Soy contains plant estrogens known as isolfavones. These plant estrogens may act like estrogen produced naturally in the body and could have a drug-like effect in the body. Studies looking at these chemicals have had mixed results. Some studies indicate benefit, while others indicate risk for breast cancer. This scientific conundrum has researchers urging caution. As with all steroids, estrogen can be a two-edged sword, conferring both benefits and risks. Plant estrogens are thousands of times weaker than natural estrogens, but they circulate in the blood at levels thousands of times higher than natural estrogens.
So far seven studies have compared soy protein shakes, bars, muffins, and flour to placebos. Two studies found that soy curbed hot flashes. In one study drinking a soy protein beverage twice a day reduced the severity of hot flashes but not the number. In an Italian study the average number of hot flashes in the soy drinkers declined from 11 a day to six. In the placebo group the number dropped from 11 to eight. In five other studies, soy products were no better than soy-free placebos at relieving menopausal symptoms. No good studies have looked at foods like tofu or soy cheese.
Taking soy supplements with much higher levels of isoflavones, or isoflavone supplements are not recommended. No one knows what effects such large amounts will have on the body. As with estrogen, large amounts can potentially be dangerous.

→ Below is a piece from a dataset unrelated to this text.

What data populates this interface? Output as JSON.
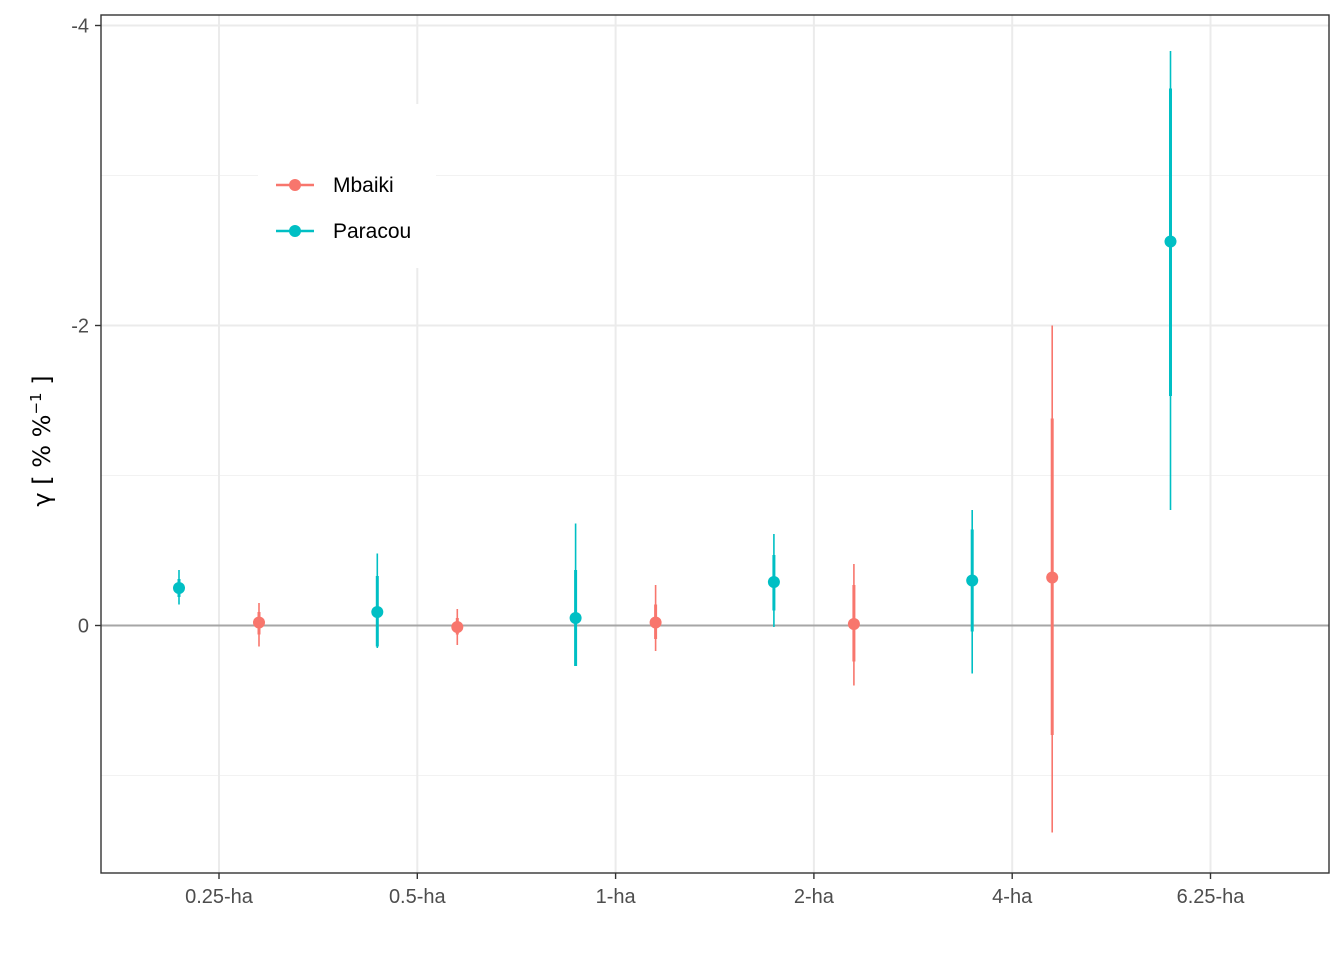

There are other reasons to include whole soy foods in your diet. Last October, The Food and Drug Administration gave food manufacturers permission to put labels on products high in soy protein indicating that these foods may help lower heart disease risk. No sooner had the FDA proposed the health claim regulation, than concerns arose about certain components in soy products, particularly isoflavones. This should come as no surprise. Every dietary health claim that has ever been published has met with controversy.
Scientists agree that foods rich in soy protein are heart healthy. A year long review of the available human studies in 1999 prompted the FDA to allow a health claim on labels stating that a diet consuming 25 grams of soy protein daily may reduce the risk of heart disease. Much of the research concentrated on soy in the form of whole foods, such as tofu, soymilk, or as soy protein added to foods. The recently raised concerns focus on specific components of soy, such as isoflavones (daidzein and genistein), not the whole food or intact soy protein. Soy by itself is not a magic food. It is an example of a healthy food that, when combined with a healthy diet, can have a positive effect on health.
Unlike the controversy surrounding soy isoflavones, the evidence on soy protein is much clearer. Which is why the FDA approved the health claim on labels. Soy protein can be a good substitute for animal products because, like animal products, they contain all the essential amino acids, but much less saturated fat. Diets with four daily soy servings (6.25 grams of soy protein is considered a serving) can reduce levels of LDL by as much as 10 percent (a one percent drop in total cholesterol can equal a 2 percent drop in heart disease risk).